Mr Jenrick added that the VED system would significantly boost the level fo investment that the country makes in roads “at every level”.
“£28.8 billion is the spending envelope for roads investment announced by the Chancellor in the Budget, and £25 billion of it will be spent on strategic roads in the road investment strategy that will be announced later next year.
“That will be about 170 per cent of the first road investment strategy, so there is almost double the amount of investment going into roads to tackle congestion and improve strategic roads in all parts of the country.”
Responding to Mr Lewis’s points about HGVs and road safety, he added: “I will write to him on that and find out what information I can about DfT’s work, because it is important that we take note and see what can be done to improve road safety, particularly as the number of vehicles going down smaller roads and country lanes as a result of online shopping is becoming more important.
“Through the Road to Zero strategy and other initiatives, DfT is paying attention to how we can improve the last mile of delivery to tackle air quality and reduce the number of vehicles on our roads.”
He highlighted the benefits of introducing a lower rate of HGV levy for Euro 6 vehicles.
“The change will incentivise hauliers to move to cleaner, less-polluting vehicles.

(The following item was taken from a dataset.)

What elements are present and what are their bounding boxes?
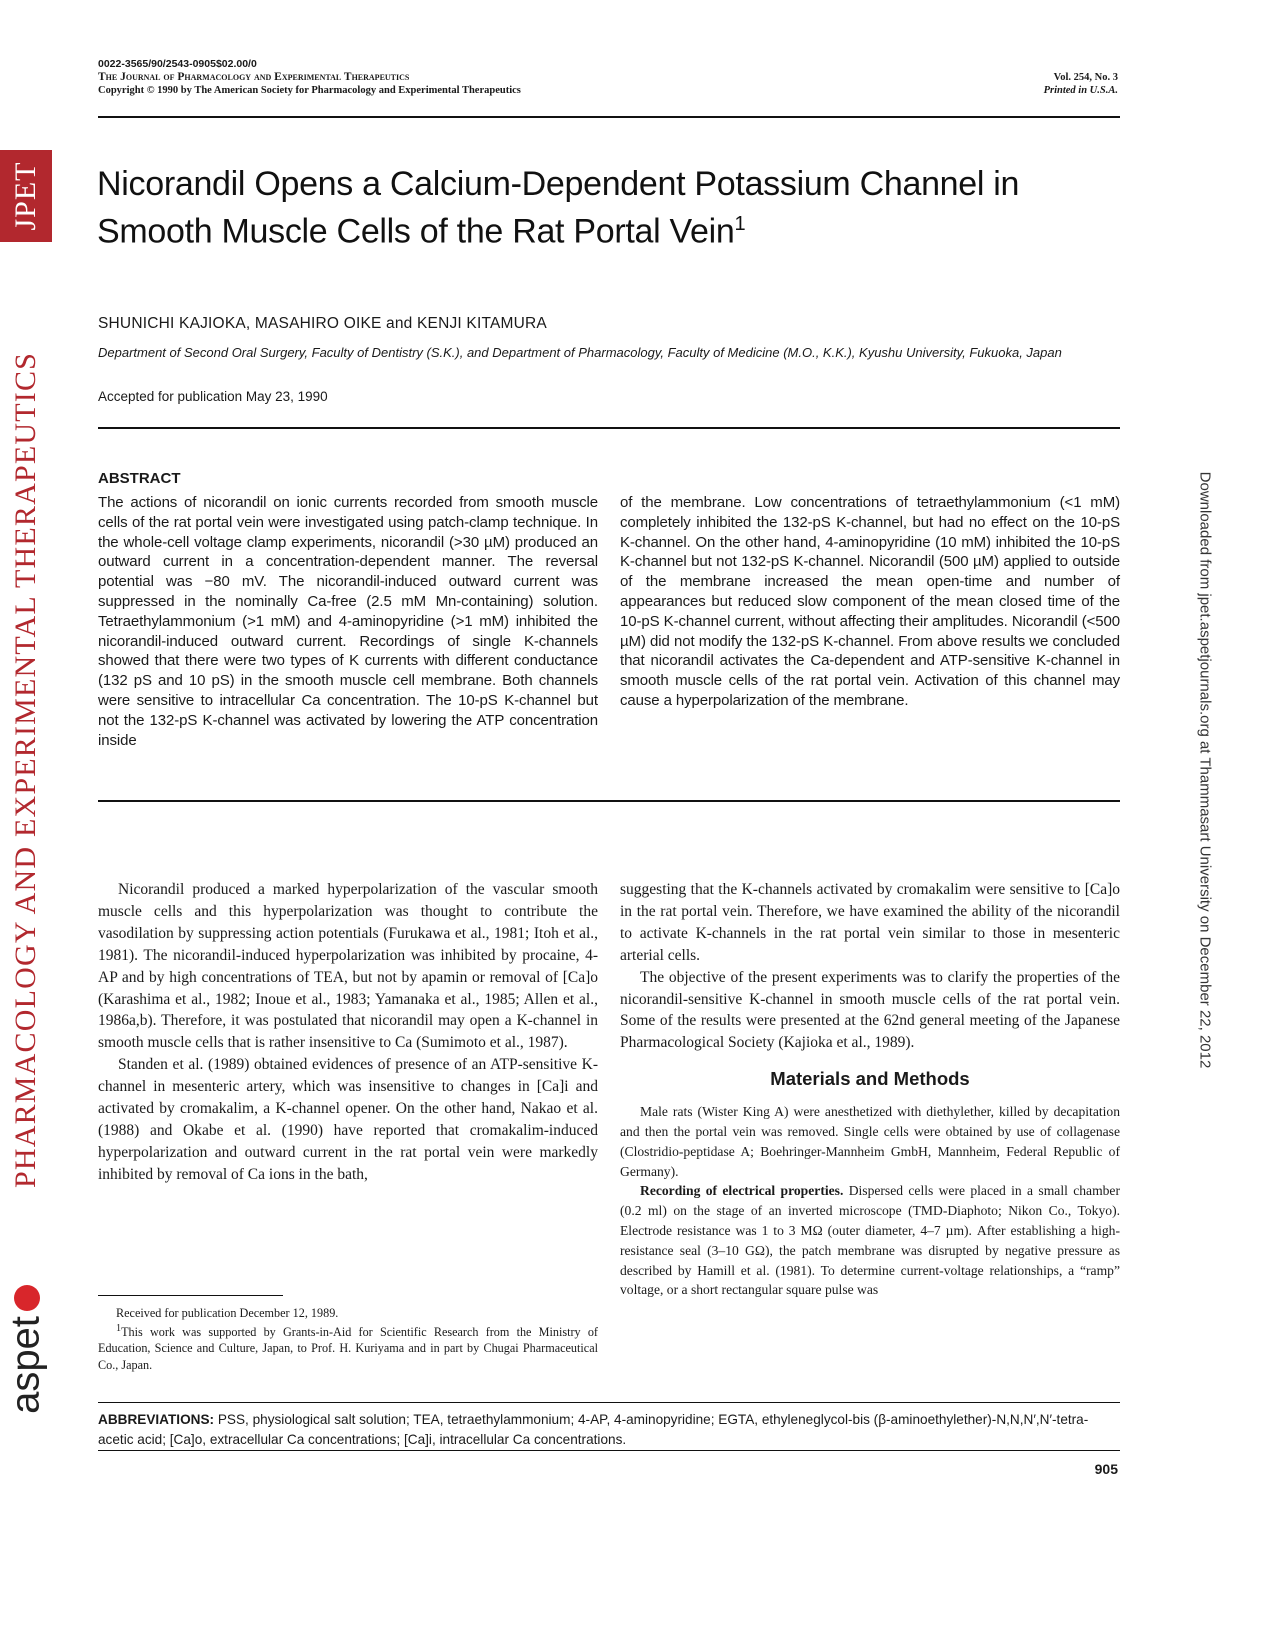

It is only right that everyone plays their part in protecting our natural environment so that we leave a cleaner, greener Britain for our children.
“HGVs currently account for approximately 20 per cent of harmful nitrogen oxide emissions from road transport but only five per cent of total miles travelled, so they will play an important part in tackling the problem.
“The changes made… will reduce HGV levy rates by 10 per cent for vehicles that meet the latest emission standards, reflecting the fact that they generate 80 per cent less NOx emissions than the older HGVs.
“[We will] also increase rates by 20 per cent for HGVs that do not meet those standards. Many hauliers will pay less as more companies move to cleaner lorries – we have introduced it to improve air quality and not to raise revenue.”